Le divisioni della Libia stanno complicando la risposta all’emergenza
Dopo la tragica alluvione i due governi libici stanno collaborando, ma anni di guerra e scontri li hanno resi deboli e inefficaci
Le operazioni di ricerca di superstiti e di primo aiuto alla popolazione colpita dalla grave alluvione in Libia sono particolarmente complesse per le difficoltà nel raggiungere le zone più danneggiate e in particolare Derna, città dove si contano la maggior parte dei morti. Ma un problema ulteriore è la situazione politica della Libia, che è divisa dal 2014 fra due governi rivali.
Le zone più colpite sono quelle della parte est del paese, la cosiddetta Cirenaica, governata di fatto dal maresciallo Khalifa Haftar ma il cui primo ministro è Osama Hamad. Secondo quanto riferito da funzionari ONU, il governo orientale avrebbe avviato una collaborazione con il governo di Tripoli, nell’ovest, riconosciuto come unico legittimo dalla comunità internazionale e guidato dal primo ministro Abdul Hamid Dbeibah. Ma le divisioni esistenti dalla caduta del presidente libico Muammar Gheddafi, oltre dieci anni fa (2011), stanno complicando le cose, anche perché le istituzioni sono assai deboli e hanno mostrato in passato più volte di non riuscire a svolgere nemmeno le funzioni di base richieste a uno stato.
Al momento nelle zone più colpite sono arrivati anche gli aiuti di una delegazione militare egiziana, di squadre di ricerca e salvataggio tunisine, di 160 operatori specializzati dalla Turchia e di vigili del fuoco italiani e spagnoli. Molte delle operazioni di prima assistenza sono coordinate dalla Croce Rossa Internazionale. La stessa organizzazione, che nei paesi arabi assume il nome di Mezzaluna Rossa, fornisce anche stime parziali dei morti, che sono al momento più di 5.000, e dei dispersi, ancora 10.000. Gli operatori sul campo hanno definito la situazione come quella di «un bombardamento e un terremoto allo stesso tempo».
La tempesta Daniel ha fatto i danni maggiori a Derna, dove la rottura di due dighe ha creato un’inondazione che ha completamente spazzato via interi quartieri: si stima che fino a un quarto della superficie della città sia stato trascinato via dall’acqua. Le piogge hanno anche distrutto molte strade, rendendo di fatto inaccessibili molte aree.

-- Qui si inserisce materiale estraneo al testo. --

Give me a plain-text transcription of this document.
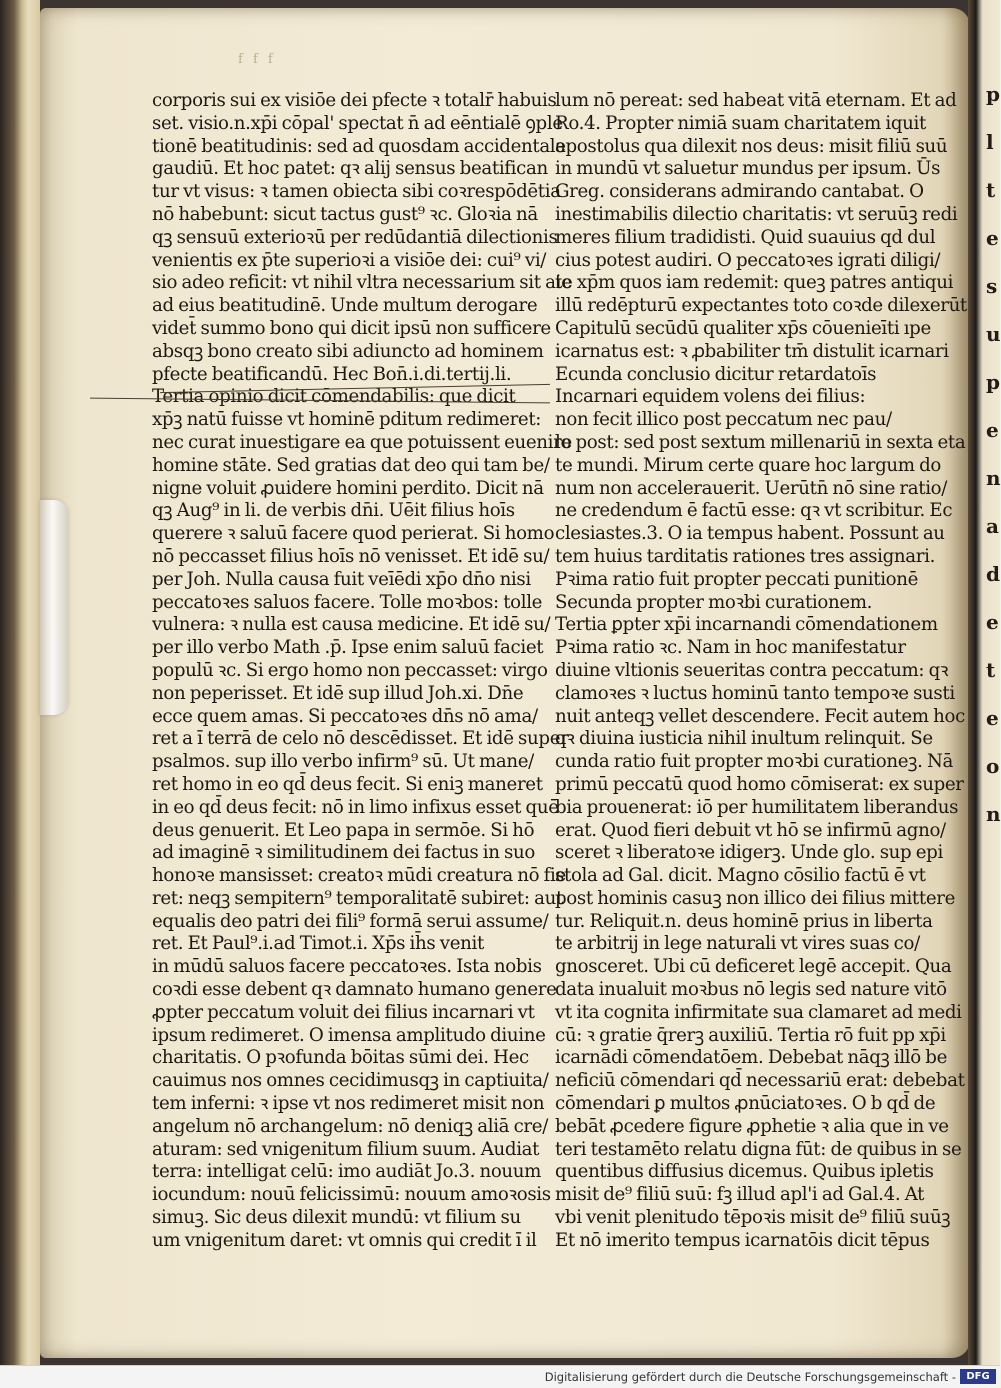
p
l
t
e
s
u
p
e
n
a
d
e
t
e
o
n
f f f
corporis sui ex visiōe dei pfecte ꝛ totalr̄ habuis
set. visio.n.xp̄i cōpal' spectat n̄ ad eēntialē ꝯple
tionē beatitudinis: sed ad quosdam accidentale
gaudiū. Et hoc patet: qꝛ alij sensus beatifican
tur vt visus: ꝛ tamen obiecta sibi coꝛrespōdētia
nō habebunt: sicut tactus gust⁹ ꝛc. Gloꝛia nā
qꝫ sensuū exterioꝛū per redūdantiā dilectionis
venientis ex p̄te superioꝛi a visiōe dei: cui⁹ vi/
sio adeo reficit: vt nihil vltra necessarium sit aie
ad eius beatitudinē. Unde multum derogare
videt̄ summo bono qui dicit ipsū non sufficere
absqꝫ bono creato sibi adiuncto ad hominem
pfecte beatificandū. Hec Bon̄.i.di.tertij.li.
Tertia opinio dicit cōmendabilis: que dicit
xp̄ꝫ natū fuisse vt hominē pditum redimeret:
nec curat inuestigare ea que potuissent euenire
homine stāte. Sed gratias dat deo qui tam be/
nigne voluit ꝓuidere homini perdito. Dicit nā
qꝫ Aug⁹ in li. de verbis dn̄i. Uēit filius hoīs
querere ꝛ saluū facere quod perierat. Si homo
nō peccasset filius hoīs nō venisset. Et idē su/
per Joh. Nulla causa fuit veīēdi xp̄o dn̄o nisi
peccatoꝛes saluos facere. Tolle moꝛbos: tolle
vulnera: ꝛ nulla est causa medicine. Et idē su/
per illo verbo Math .p̄. Ipse enim saluū faciet
populū ꝛc. Si ergo homo non peccasset: virgo
non peperisset. Et idē sup illud Joh.xi. Dn̄e
ecce quem amas. Si peccatoꝛes dn̄s nō ama/
ret a ı̄ terrā de celo nō descēdisset. Et idē super
psalmos. sup illo verbo infirm⁹ sū. Ut mane/
ret homo in eo qd̄ deus fecit. Si eniꝫ maneret
in eo qd̄ deus fecit: nō in limo infixus esset quē
deus genuerit. Et Leo papa in sermōe. Si hō
ad imaginē ꝛ similitudinem dei factus in suo
honoꝛe mansisset: creatoꝛ mūdi creatura nō fie
ret: neqꝫ sempitern⁹ temporalitatē subiret: aut
equalis deo patri dei fili⁹ formā serui assume/
ret. Et Paul⁹.i.ad Timot.i. Xp̄s ih̄s venit
in mūdū saluos facere peccatoꝛes. Ista nobis
coꝛdi esse debent qꝛ damnato humano genere
ꝓpter peccatum voluit dei filius incarnari vt
ipsum redimeret. O imensa amplitudo diuine
charitatis. O pꝛofunda bōitas sūmi dei. Hec
cauimus nos omnes cecidimusqꝫ in captiuita/
tem inferni: ꝛ ipse vt nos redimeret misit non
angelum nō archangelum: nō deniqꝫ aliā cre/
aturam: sed vnigenitum filium suum. Audiat
terra: intelligat celū: imo audiāt Jo.3. nouum
iocundum: nouū felicissimū: nouum amoꝛosis
simuꝫ. Sic deus dilexit mundū: vt filium su
um vnigenitum daret: vt omnis qui credit ı̄ il
lum nō pereat: sed habeat vitā eternam. Et ad
Ro.4. Propter nimiā suam charitatem iquit
apostolus qua dilexit nos deus: misit filiū suū
in mundū vt saluetur mundus per ipsum. Ūs
Greg. considerans admirando cantabat. O
inestimabilis dilectio charitatis: vt seruūꝫ redi
meres filium tradidisti. Quid suauius qd dul
cius potest audiri. O peccatoꝛes igrati diligi/
te xp̄m quos iam redemit: queꝫ patres antiqui
illū redēpturū expectantes toto coꝛde dilexerūt
Capitulū secūdū qualiter xp̄s cōuenieīti ıpe
icarnatus est: ꝛ ꝓbabiliter tm̄ distulit icarnari
Ecunda conclusio dicitur retardatoīs
Incarnari equidem volens dei filius:
non fecit illico post peccatum nec pau/
lo post: sed post sextum millenariū in sexta eta
te mundi. Mirum certe quare hoc largum do
num non accelerauerit. Uerūtn̄ nō sine ratio/
ne credendum ē factū esse: qꝛ vt scribitur. Ec
clesiastes.3. O ia tempus habent. Possunt au
tem huius tarditatis rationes tres assignari.
Pꝛima ratio fuit propter peccati punitionē
Secunda propter moꝛbi curationem.
Tertia ꝑpter xp̄i incarnandi cōmendationem
Pꝛima ratio ꝛc. Nam in hoc manifestatur
diuine vltionis seueritas contra peccatum: qꝛ
clamoꝛes ꝛ luctus hominū tanto tempoꝛe susti
nuit anteqꝫ vellet descendere. Fecit autem hoc
qꝛ diuina iusticia nihil inultum relinquit. Se
cunda ratio fuit propter moꝛbi curationeꝫ. Nā
primū peccatū quod homo cōmiserat: ex super
bia prouenerat: iō per humilitatem liberandus
erat. Quod fieri debuit vt hō se infirmū agno/
sceret ꝛ liberatoꝛe idigerꝫ. Unde glo. sup epi
stola ad Gal. dicit. Magno cōsilio factū ē vt
post hominis casuꝫ non illico dei filius mittere
tur. Reliquit.n. deus hominē prius in liberta
te arbitrij in lege naturali vt vires suas co/
gnosceret. Ubi cū deficeret legē accepit. Qua
data inualuit moꝛbus nō legis sed nature vitō
vt ita cognita infirmitate sua clamaret ad medi
cū: ꝛ gratie q̄rerꝫ auxiliū. Tertia rō fuit pp xp̄i
icarnādi cōmendatōem. Debebat nāqꝫ illō be
neficiū cōmendari qd̄ necessariū erat: debebat
cōmendari ꝑ multos ꝓnūciatoꝛes. O b qd̄ de
bebāt ꝓcedere figure ꝓphetie ꝛ alia que in ve
teri testamēto relatu digna fūt: de quibus in se
quentibus diffusius dicemus. Quibus ipletis
misit de⁹ filiū suū: fꝫ illud apl'i ad Gal.4. At
vbi venit plenitudo tēpoꝛis misit de⁹ filiū suūꝫ
Et nō imerito tempus icarnatōis dicit tēpus
Digitalisierung gefördert durch die Deutsche Forschungsgemeinschaft -	DFG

Gli enormi danni causati dalla tempesta sono riconducibili in buona parte al malfunzionamento dello stato libico, alla debolezza delle sue istituzioni e alla guerra tra i due governi: molte delle infrastrutture crollate, per esempio, erano in cattivo stato di manutenzione e c’erano già dubbi sul fatto che potessero resistere a un evento catastrofico. Un anno fa uno studio dell’Università libica Sheba aveva evidenziato i rischi legati alle condizioni della diga cittadina di Derna, costruita negli anni Settanta da un’impresa jugoslava. Con l’inizio della guerra civile in Libia dopo la morte di Gheddafi, la città era considerata un bastione delle formazioni estremiste islamiche e dell’ISIS: è stata conquistata dalle forze del generale Haftar dopo due anni di assedio, nel 2019, a cui sono seguite poche operazioni di ricostruzione.
Il governo orientale libico, che dovrebbe coordinare le operazioni di soccorso in questa fase, si è sempre dimostrato molto debole, poco organizzato e incapace di intervenire attivamente sul territorio, anche per una forte corruzione. Al momento sta perlomeno garantendo un libero accesso alla zona anche agli operatori inviati dal governo di Tripoli, oltre che a quelli internazionali.
Ma la divisione politica del paese è destinata a creare ulteriori problemi nelle fasi immediatamente successive all’emergenza, per problemi di competenze e di fondi. Al momento esistono 140 istituzioni governative che sono divise fra est e resto del paese, mentre entrambi i governi sembrano finanziariamente impossibilitati a rispondere all’emergenza in modo efficace. Anche la gestione degli aiuti internazionali può rivelarsi complessa, visto che il governo che ha il controllo della zona più colpita non è riconosciuto dall’ONU e ha la reputazione di essere fortemente corrotto.